Locally, the battle lines are being drawn. Midhurst residents told the meeting of the plan to turn their village of 3,500 into a town of 30,000 and the intended consequences for Willow Creek and the Minesing wetlands. How to fight it?
It’s about the water, Barlow responded. As humans, when we open our eyes to the issue, we get it at a fundamental level.
“When you fall in love with a body of water, when you touch the water and become committed to it, I think it makes a huge difference.”
A number of Melancthon farmers who are fighting the mega-quarry were present – among them David Vander Zaag.
With only 1.5 per cent of the population engaged in farming, there’s a lack of understanding that has critical public policy consequences, he told the meeting.
“People don’t know what’s the difference between just normal land and extremely good land.

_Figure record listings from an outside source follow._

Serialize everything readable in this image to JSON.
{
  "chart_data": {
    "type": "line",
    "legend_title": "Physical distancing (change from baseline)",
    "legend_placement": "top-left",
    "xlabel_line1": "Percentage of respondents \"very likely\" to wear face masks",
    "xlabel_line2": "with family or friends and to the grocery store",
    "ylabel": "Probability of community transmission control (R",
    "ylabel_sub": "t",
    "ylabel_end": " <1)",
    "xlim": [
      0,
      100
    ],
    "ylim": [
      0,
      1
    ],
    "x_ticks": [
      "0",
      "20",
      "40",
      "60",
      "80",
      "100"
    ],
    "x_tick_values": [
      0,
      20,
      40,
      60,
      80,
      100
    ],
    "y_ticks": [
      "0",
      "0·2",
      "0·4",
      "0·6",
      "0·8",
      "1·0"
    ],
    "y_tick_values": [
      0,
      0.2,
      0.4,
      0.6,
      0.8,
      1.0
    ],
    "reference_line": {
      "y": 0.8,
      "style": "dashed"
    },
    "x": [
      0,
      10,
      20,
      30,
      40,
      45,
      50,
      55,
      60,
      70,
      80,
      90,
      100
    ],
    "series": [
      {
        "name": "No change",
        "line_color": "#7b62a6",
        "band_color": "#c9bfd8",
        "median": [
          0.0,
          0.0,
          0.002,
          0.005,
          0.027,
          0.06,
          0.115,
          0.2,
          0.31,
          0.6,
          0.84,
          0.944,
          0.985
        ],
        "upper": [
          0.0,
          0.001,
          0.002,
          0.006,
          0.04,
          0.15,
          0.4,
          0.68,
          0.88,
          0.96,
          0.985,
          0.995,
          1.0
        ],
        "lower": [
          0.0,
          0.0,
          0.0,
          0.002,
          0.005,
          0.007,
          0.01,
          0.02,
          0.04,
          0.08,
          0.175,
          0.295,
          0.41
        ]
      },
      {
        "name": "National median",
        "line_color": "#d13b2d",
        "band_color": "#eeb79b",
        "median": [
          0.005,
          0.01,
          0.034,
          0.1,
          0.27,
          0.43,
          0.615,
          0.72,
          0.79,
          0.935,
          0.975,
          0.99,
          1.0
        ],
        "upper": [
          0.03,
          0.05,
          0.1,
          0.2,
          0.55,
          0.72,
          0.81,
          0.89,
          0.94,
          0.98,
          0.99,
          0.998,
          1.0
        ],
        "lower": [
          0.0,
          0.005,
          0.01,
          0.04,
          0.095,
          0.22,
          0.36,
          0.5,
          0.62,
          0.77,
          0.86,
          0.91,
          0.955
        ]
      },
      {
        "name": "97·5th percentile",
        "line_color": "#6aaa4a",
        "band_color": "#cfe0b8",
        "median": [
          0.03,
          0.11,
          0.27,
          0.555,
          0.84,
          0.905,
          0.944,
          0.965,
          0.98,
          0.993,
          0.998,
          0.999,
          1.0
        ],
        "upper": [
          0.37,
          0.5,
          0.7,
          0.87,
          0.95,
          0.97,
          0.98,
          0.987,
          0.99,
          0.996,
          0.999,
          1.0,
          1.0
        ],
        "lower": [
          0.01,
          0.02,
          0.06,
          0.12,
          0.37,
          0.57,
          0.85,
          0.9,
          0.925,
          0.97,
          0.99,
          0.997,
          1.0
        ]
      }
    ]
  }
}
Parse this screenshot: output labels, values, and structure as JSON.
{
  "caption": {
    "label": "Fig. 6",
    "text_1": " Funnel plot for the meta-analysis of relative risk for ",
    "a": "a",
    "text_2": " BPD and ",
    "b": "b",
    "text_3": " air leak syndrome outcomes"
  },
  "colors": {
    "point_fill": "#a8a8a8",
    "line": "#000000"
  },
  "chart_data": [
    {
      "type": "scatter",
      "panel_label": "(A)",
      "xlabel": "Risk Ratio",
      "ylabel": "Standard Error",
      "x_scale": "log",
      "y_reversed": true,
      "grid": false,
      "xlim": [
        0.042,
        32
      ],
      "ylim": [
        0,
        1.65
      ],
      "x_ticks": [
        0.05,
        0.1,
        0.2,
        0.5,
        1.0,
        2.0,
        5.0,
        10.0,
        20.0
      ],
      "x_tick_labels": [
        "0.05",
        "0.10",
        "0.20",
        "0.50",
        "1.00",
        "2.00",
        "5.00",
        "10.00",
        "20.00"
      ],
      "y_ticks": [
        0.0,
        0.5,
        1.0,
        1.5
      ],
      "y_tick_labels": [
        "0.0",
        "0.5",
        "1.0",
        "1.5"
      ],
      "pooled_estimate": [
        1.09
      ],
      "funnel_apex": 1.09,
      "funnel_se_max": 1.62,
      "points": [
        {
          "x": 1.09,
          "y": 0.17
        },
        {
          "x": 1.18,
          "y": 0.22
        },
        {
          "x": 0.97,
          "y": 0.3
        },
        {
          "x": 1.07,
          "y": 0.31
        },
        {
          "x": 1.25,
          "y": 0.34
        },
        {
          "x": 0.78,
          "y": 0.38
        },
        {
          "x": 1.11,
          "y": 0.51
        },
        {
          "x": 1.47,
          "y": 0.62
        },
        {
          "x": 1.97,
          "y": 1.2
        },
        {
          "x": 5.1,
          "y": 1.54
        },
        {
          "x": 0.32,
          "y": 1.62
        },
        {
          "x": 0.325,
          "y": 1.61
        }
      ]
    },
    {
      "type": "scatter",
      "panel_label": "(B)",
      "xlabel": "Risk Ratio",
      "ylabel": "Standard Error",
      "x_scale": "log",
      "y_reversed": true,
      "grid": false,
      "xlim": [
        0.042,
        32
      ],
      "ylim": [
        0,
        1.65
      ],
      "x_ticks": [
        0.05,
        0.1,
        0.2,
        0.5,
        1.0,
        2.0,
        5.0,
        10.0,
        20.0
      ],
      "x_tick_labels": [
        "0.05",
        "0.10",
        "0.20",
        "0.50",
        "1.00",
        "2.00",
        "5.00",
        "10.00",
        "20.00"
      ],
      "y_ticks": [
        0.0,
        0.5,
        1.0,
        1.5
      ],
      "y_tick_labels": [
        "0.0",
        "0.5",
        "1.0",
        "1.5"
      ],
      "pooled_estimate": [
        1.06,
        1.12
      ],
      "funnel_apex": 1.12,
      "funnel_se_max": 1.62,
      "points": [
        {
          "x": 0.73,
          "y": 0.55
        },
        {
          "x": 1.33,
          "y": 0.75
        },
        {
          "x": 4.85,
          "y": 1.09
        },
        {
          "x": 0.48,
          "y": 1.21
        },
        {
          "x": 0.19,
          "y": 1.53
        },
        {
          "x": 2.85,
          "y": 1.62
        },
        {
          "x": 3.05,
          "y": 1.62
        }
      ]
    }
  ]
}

There’s a real risk to us as a society because we eat three times a day and yet the policy makers don’t understand “
The difference between vegetable land and grain land is that five times more food can be grown on vegetable land.
But only a tiny proportion of Ontario’s agricultural land (1.5 per cent of the land mass) is vegetable land (.0006 per cent of the land mass). 
Losing that land to quarries or sprawl will be a catastrophe. “How do you get that word out is my worry for the future,” Vander Zaag said.
Barlow paid tribute to the role farmers play in society. ”For us and for other species, you take care of the water, you are the backbone of our country.” 
She noted that the federal government is intent of doing away with supply management, a system that helps match production to demand for a number of food commodities.
The global trade in food is a problem, she said.
“When you are bringing in foodstuffs that you could be growing in your local community and you’re only doing it so that the farmers will be competitive with each other, keeping prices down and killing the small family farm – that’s the wrong model, for health, for nutrition, for communities, for farmers, and it’s the wrong model for water for sure, because it’s destroying the water.”
Simcoe County’s proud history in defending water is an example for the struggles ahead, she said. 
“We fought and won a wonderful battle at Site 41,” she said, to applause. It was a struggle that had been waged for more than 20 years, but came to a head in the summer of 2009 when Simcoe County began construction of the first cell of Dump Site 41.
Barlow joined the opposition that year and played a pivotal role in the campaign that led Simcoe County Council to kill the dump. 
The victory, she recalled, was the result of a coalition of farmers, First Nations people, youth, local residents and cottagers, and it was built on a shared commitment to non-violent and respectful protest.
“We need to remember the lessons of Site 41 – the way the First Nations knowledge and traditions and worldview were honoured and became the basis for the struggle.”